L’examen parlementaire d’une loi renforçant le contrôle de l’immigration a débuté lundi en France, pris entre partisans à gauche et dans la majorité présidentielle d’un assouplissement pour les métiers en manque de bras, et la droite qui dénonce un “appel d’air” pour les clandestins.
Le ministre de l’Intérieur Gérald Darmanin a ouvert les débats devant le Sénat, dirigé par l’opposition de droite, en demandant à la chambre haute de “co-construire” avec le gouvernement “un texte ferme, juste et surtout efficace”.
Le projet de loi devra ensuite poursuivre son parcours législatif devant l’Assemblée nationale, où le chef de l’Etat Emmanuel Macron ne dispose que d’une majorité relative.
Sauf à trouver un compromis à droite ou à gauche, il pourrait passer aux forceps grâce à une disposition constitutionnelle (“article 49.3”) qui permet une adoption sans vote, si aucune motion de censure n’est adoptée.
Conscient du piège, le gouvernement a maintes fois reporté ce projet sur un sujet qui enflamme régulièrement la classe politique, sur fond de crise migratoire à l’échelle de l’Europe.

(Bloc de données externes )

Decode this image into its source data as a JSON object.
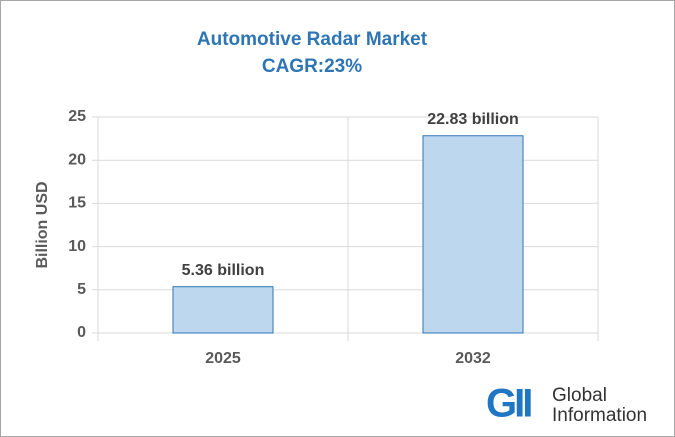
{
  "chart_data": {
    "type": "bar",
    "title": "Automotive Radar Market",
    "subtitle": "CAGR:23%",
    "y_label": "Billion USD",
    "categories": [
      "2025",
      "2032"
    ],
    "values": [
      5.36,
      22.83
    ],
    "value_labels": [
      "5.36 billion",
      "22.83 billion"
    ],
    "color": "#bdd7ee",
    "edge_color": "#2e75b6",
    "ylim": [
      0,
      25
    ],
    "yticks": [
      0,
      5,
      10,
      15,
      20,
      25
    ],
    "grid": true
  },
  "logo": {
    "mark": "GII",
    "lines": [
      "Global",
      "Information"
    ]
  }
}
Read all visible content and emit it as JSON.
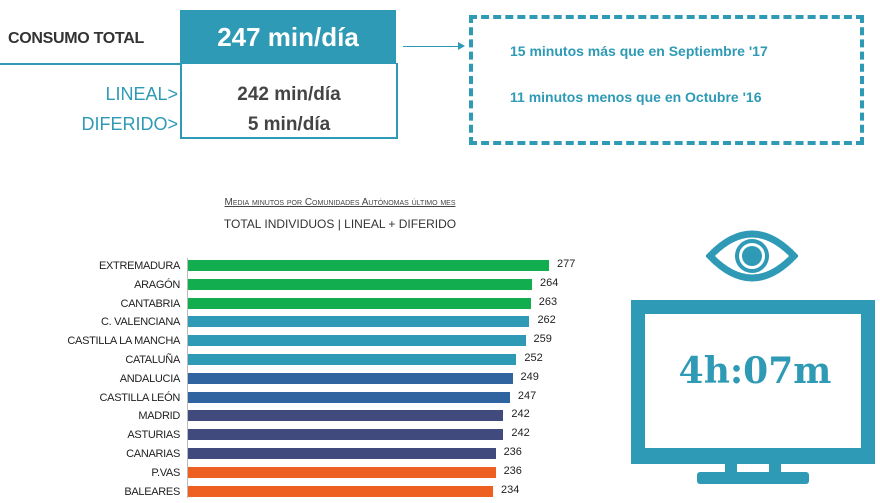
{
  "header": {
    "consumo_label": "CONSUMO TOTAL",
    "total_value": "247 min/día",
    "lineal_label": "LINEAL>",
    "lineal_value": "242 min/día",
    "diferido_label": "DIFERIDO>",
    "diferido_value": "5 min/día"
  },
  "comparison": {
    "line1": "15 minutos más que en Septiembre '17",
    "line2": "11 minutos menos que en Octubre '16"
  },
  "tv": {
    "display": "4h:07m",
    "icon": "eye-icon"
  },
  "colors": {
    "accent": "#2e9ab5",
    "green": "#12ad4f",
    "teal": "#2e9ab5",
    "blue": "#2f64a0",
    "navy": "#404a7c",
    "orange": "#ee6022"
  },
  "chart_data": {
    "type": "bar",
    "orientation": "horizontal",
    "title": "Media minutos por Comunidades Autónomas último mes",
    "subtitle": "TOTAL INDIVIDUOS | LINEAL + DIFERIDO",
    "xlabel": "",
    "ylabel": "",
    "grid": false,
    "categories": [
      "EXTREMADURA",
      "ARAGÓN",
      "CANTABRIA",
      "C. VALENCIANA",
      "CASTILLA LA MANCHA",
      "CATALUÑA",
      "ANDALUCIA",
      "CASTILLA LEÓN",
      "MADRID",
      "ASTURIAS",
      "CANARIAS",
      "P.VAS",
      "BALEARES"
    ],
    "values": [
      277,
      264,
      263,
      262,
      259,
      252,
      249,
      247,
      242,
      242,
      236,
      236,
      234
    ],
    "bar_colors": [
      "#12ad4f",
      "#12ad4f",
      "#12ad4f",
      "#2e9ab5",
      "#2e9ab5",
      "#2e9ab5",
      "#2f64a0",
      "#2f64a0",
      "#404a7c",
      "#404a7c",
      "#404a7c",
      "#ee6022",
      "#ee6022"
    ]
  }
}
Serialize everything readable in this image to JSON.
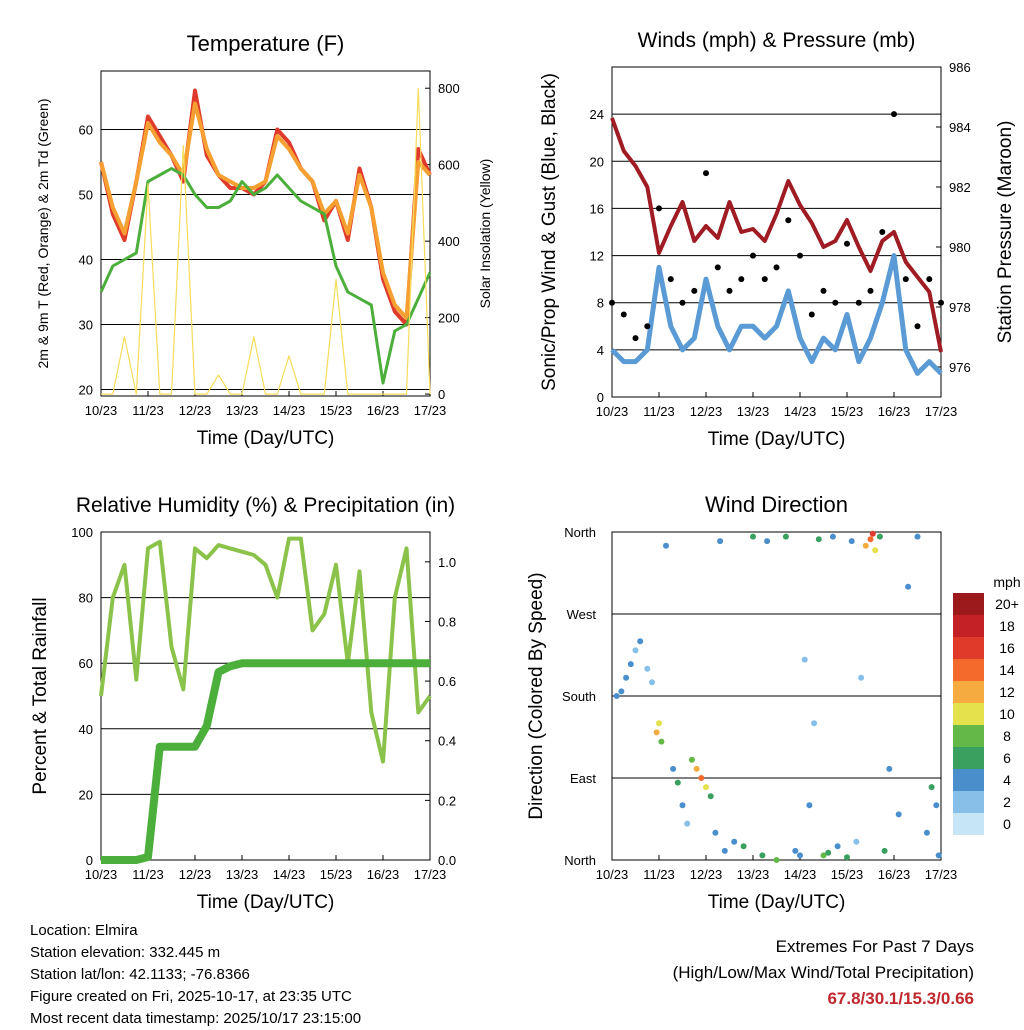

En présentant il y a un an les contours de la loi promise par M. Macron durant sa campagne de 2022, Gérald Darmanin a voulu en donner une image équilibrée: “être méchant avec les méchants et gentil avec les gentils”.
Contexte tendu
Le volet répressif du texte veut notamment faciliter les expulsions d’étrangers délinquants, une demande forte à droite mais aussi, selon les sondages, dans l’opinion.
Le contexte s’est tendu sur ce sujet avec l’assassinat en octobre dans le nord de la France d’un professeur de français par un jeune Russe radicalisé.
Un tour de vis sécuritaire toutefois adouci par la promesse de faciliter leur régularisation pour les clandestins employés dans des métiers “en tension”, où la main d’oeuvre est difficile à trouver, un thème cher à la gauche et à une large partie du camp présidentiel.
“Nous chercherons des majorités”, a répété lundi la Première ministre Élisabeth Borne sur la radio France Inter.
Dimanche, M. Darmanin était également convaincu de trouver “une voie de passage” et rappelé son opposition au recours au 49.3, déjà maintes fois utilisé ces derniers mois.
“Illusionniste!”, lui a répondu lundi le patron des députés Les Républicains (LR, droite), Olivier Marleix, sur Europe 1, donnant le ton des débats à venir.
Emmanuel Macron a de son côté envoyé un signal à la droite en se disant prêt dimanche soir à élargir le champ des référendums aux questions de société, dont l’immigration, une demande pressante de la droite. “C’est insuffisant”, a commenté M. Marleix.
Au Sénat, droite et centristes aux commandes pourraient remanier le texte à leur main, à condition de s’entendre entre eux.
Car les deux alliés peinent à s’accorder sur l’article 3, qui prévoit un titre de séjour d’un an renouvelable pour les travailleurs sans papiers dans des secteurs en pénurie de main d’œuvre.
“Bon sens”
“On ne peut pas à la fois avoir un texte qui veut expulser plus, tout en régularisant plus”, argue auprès de l’AFP le patron des sénateurs LR Bruno Retailleau, alors que les demandes d’asile ont explosé en 2022 (+31,3 % par rapport à 2021), proche du record de 2019 (137.046 contre 138.420 premières demandes).
Cette mesure n’entraînera pas “un appel d’air” pour l’immigration illégale, a répondu Élisabeth Borne lundi, évoquant plutôt “une mesure de bon sens, largement partagée”, notamment par les employeurs.
En 2022, 34.029 sans-papiers ont été régularisés, en hausse de 7,8% par rapport à 2021.
La mesure divise jusqu’au sein de la majorité, l’aile sociale de la macronie l’ayant érigée en totem.
“La majorité est attachée à l’équilibre de ce texte”, a ainsi déclaré la députée Stella Dupont, rattachée au groupe Renaissance, se disant “troublée” par certaines “expressions” du gouvernement. “Je ne suis pas inquiète mais je ne voterai pas n’importe quoi”, a-t-elle prévenu.
Les débats porteront aussi sur l’instauration d’une politique de quotas migratoires déterminés annuellement par le Parlement ou encore la restriction des conditions du regroupement familial.
Trente-cinq associations et collectifs ont épinglé un projet de loi contraire aux “principes humanistes”, comme sur la suppression de l’aide médicale d’Etat (AME) pour les sans-papiers, que le Sénat veut réduire en aide médicale d’urgence.